Es wurde nicht nur einfach gespielt. Die Künstler machten Späße oder erzählten Stories. Die Musik war gemischt. Etliche alte Künstler, die im alten Stil spielten aber auch junge Leute, die moderner spielten. Darunter einige junge Frauen. Es war für uns ein gelungener Abend. Uns gefiel die Musik und die Ungezwungenheit der Künstler und des Publikums. Wir kannten nur einen der Künstler: Pat Boone. Er, der in Nashville geboren wurde, trug zwei Songs vor.
Es ist der 2.11.03. Von Nashville fahren wir nach Chattanooga. Wir können uns nur wiederholen. Hier ist eine unwahrscheinliche Gegend. Alles wunderschön. Wir fahren durch die hügelige Landschaft, haben Ausblicke auf großzügig angelegte Besitzungen und schöne Häuser.Südlich von McMinnville verändert sich die Landschaft. Wir kommen in eine Gegend, in der sehr viel höhere Berge sind. Wir fahren in einem Flusstal durch diese Berge hindurch
Auf der Strecke haben wir schon mehrere Hinweise auf "Savage Gulf SNA" gesehen. Wir fahren deshalb zu dieser Stelle, in der Hoffnung, dort einen Stellplatz zu finden. Wir kommen auf einen schön gelegen Platz, bei dem jedoch die Info geschlossen ist. Ich laufe ins Privathaus des Rangers. Seine Frau bedauert jedoch, dass wir hier nicht übernachten dürfen. Sie nennt uns aber einen Campground im "Fall Creek Falls SP". Dort würde es uns bestimmt gefallen, denn d ort seien die höchsten Wasserfälle östl. der Rockys.
Die # 284 E, TN bringt uns dann in den SP. Wir fahren zuerst zu den Wasserfällen. Dort muss man aber ein Stück laufen. Dafür ist es heute zu spät. Es dämmert schon. Die Registrierung des Campgrounds ist nicht besetzt. Man soll sich in einer bestimmten Zeit bei einem Officer melden. Wir fahren unregistriert auf gut Glück auf den Campground und stellen uns auf den freien Stellplatz B 142 mitten im Wald.

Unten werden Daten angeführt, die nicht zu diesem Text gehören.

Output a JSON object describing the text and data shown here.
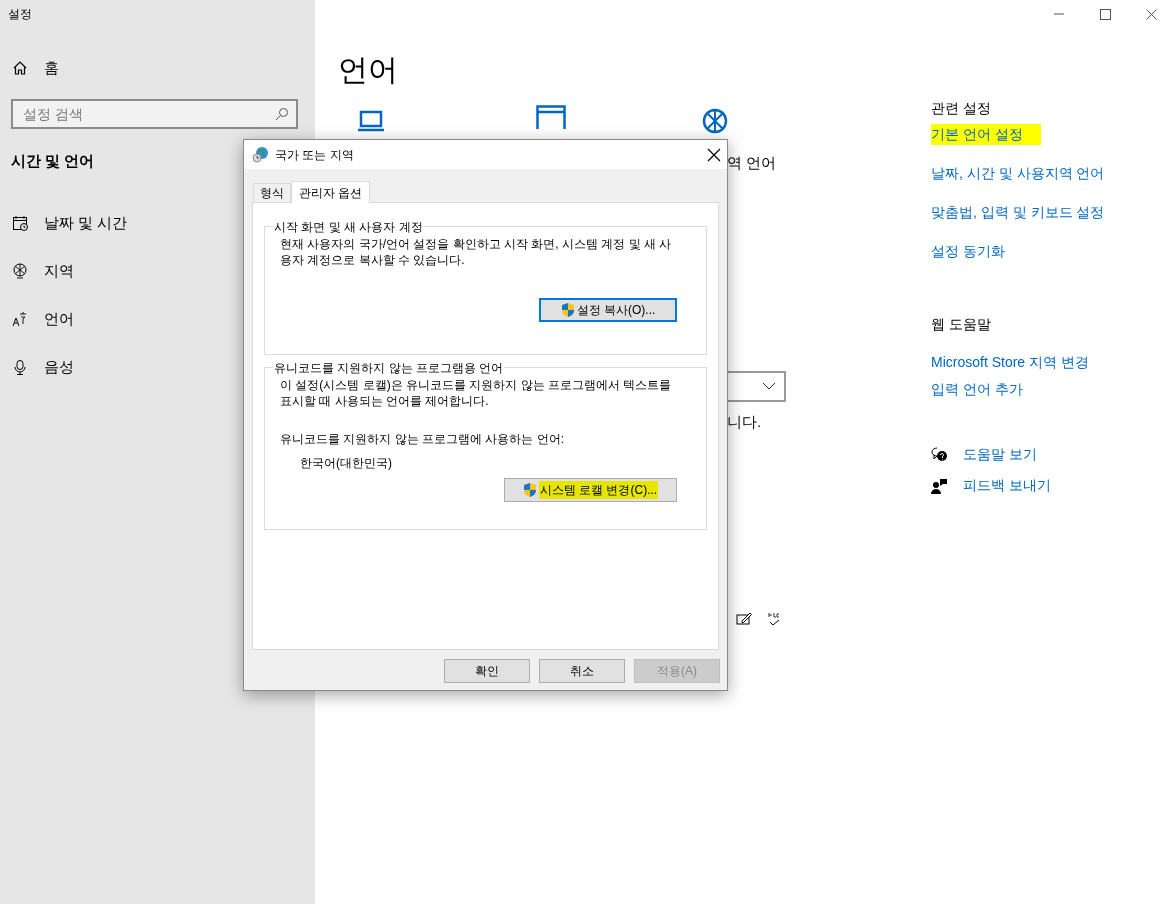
{
  "app_title": "설정",
  "sidebar": {
    "home": "홈",
    "search": {
      "placeholder": "설정 검색"
    },
    "section": "시간 및 언어",
    "items": [
      {
        "kind": "date",
        "label": "날짜 및 시간"
      },
      {
        "kind": "region",
        "label": "지역"
      },
      {
        "kind": "language",
        "label": "언어"
      },
      {
        "kind": "speech",
        "label": "음성"
      }
    ]
  },
  "main": {
    "title": "언어",
    "fragments": [
      "역 언어",
      "니다."
    ]
  },
  "dialog": {
    "title": "국가 또는 지역",
    "tabs": [
      {
        "label": "형식",
        "selected": false
      },
      {
        "label": "관리자 옵션",
        "selected": true
      }
    ],
    "groups": [
      {
        "legend": "시작 화면 및 새 사용자 계정",
        "text": "현재 사용자의 국가/언어 설정을 확인하고 시작 화면, 시스템 계정 및 새 사용자 계정으로 복사할 수 있습니다.",
        "button": {
          "label": "설정 복사(O)...",
          "default": true,
          "highlighted": false
        }
      },
      {
        "legend": "유니코드를 지원하지 않는 프로그램용 언어",
        "text": "이 설정(시스템 로캘)은 유니코드를 지원하지 않는 프로그램에서 텍스트를 표시할 때 사용되는 언어를 제어합니다.",
        "sublabel": "유니코드를 지원하지 않는 프로그램에 사용하는 언어:",
        "value": "한국어(대한민국)",
        "button": {
          "label": "시스템 로캘 변경(C)...",
          "default": false,
          "highlighted": true
        }
      }
    ],
    "buttons": [
      {
        "label": "확인",
        "disabled": false
      },
      {
        "label": "취소",
        "disabled": false
      },
      {
        "label": "적용(A)",
        "disabled": true
      }
    ]
  },
  "related": {
    "heading": "관련 설정",
    "links": [
      {
        "label": "기본 언어 설정",
        "highlighted": true
      },
      {
        "label": "날짜, 시간 및 사용지역 언어",
        "highlighted": false
      },
      {
        "label": "맞춤법, 입력 및 키보드 설정",
        "highlighted": false
      },
      {
        "label": "설정 동기화",
        "highlighted": false
      }
    ]
  },
  "web_help": {
    "heading": "웹 도움말",
    "links": [
      {
        "label": "Microsoft Store 지역 변경"
      },
      {
        "label": "입력 언어 추가"
      }
    ]
  },
  "support": [
    {
      "kind": "help",
      "label": "도움말 보기"
    },
    {
      "kind": "feedback",
      "label": "피드백 보내기"
    }
  ]
}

Beim Abendessen kommt ein PKW und hält bei uns. Ein Ranger steigt aus und fragt nach unserer Registrierung, die wir ja nicht haben. Für $ 18,50 Campgebühr registriert er uns gerne und wünscht noch einen schönen Abend. Es ist halt alles viel zwangloser als in Europa, wo dies mit Sicherheit zu einer handfesten Auseinandersetzung geführt hätte, weil wir uns unberechtigt aufgestellt haben.
Fall Creek Fall
Wir haben sehr warme Tage bis 28°C, aber auch sehr kühle Nächte. Heute ist es im Womo nur 15°C, als wir aufstehen.Sobald aber die Sonne über den Bäumen ist, wird es wieder warm.
Auf dem Weg zum Fall stehen drei Rehe direkt an der Straße. Sie sehen uns an und fressen weiter.
Wir sehen uns jetzt den Wasserfall des Fall Creek an. Das Womo parken wir in der Nähe auf einem Parkplatz. Es sind nur einige hundert Meter bis zu einer Aussichtsstelle. Aus einem kleinen Bach fällt ein schöner Schleierfall in einen 78 m hohen Felskessel. Der Wasserfall ist damit der höchste östlich der Rockys. Obwohl es etliche Hinweise und Verbote gibt, z.B. nicht hinter den Wasserfall zu gehen, kann man bis ganz dicht an die Sehenswürdigkeiten herankommen. Wir meinen langsam zu verstehen, was man hier unter "Freiheit" versteht. So sind auch in den Campgrounds, die hier alle im natürlichen Hochwald liegen, an jedem Stellplatz eine Feuerstelle und ein Grill. Überall wird davon Gebrauch gemacht. Der Rauch und der Grillgeruch liegt dann über dem Gelände.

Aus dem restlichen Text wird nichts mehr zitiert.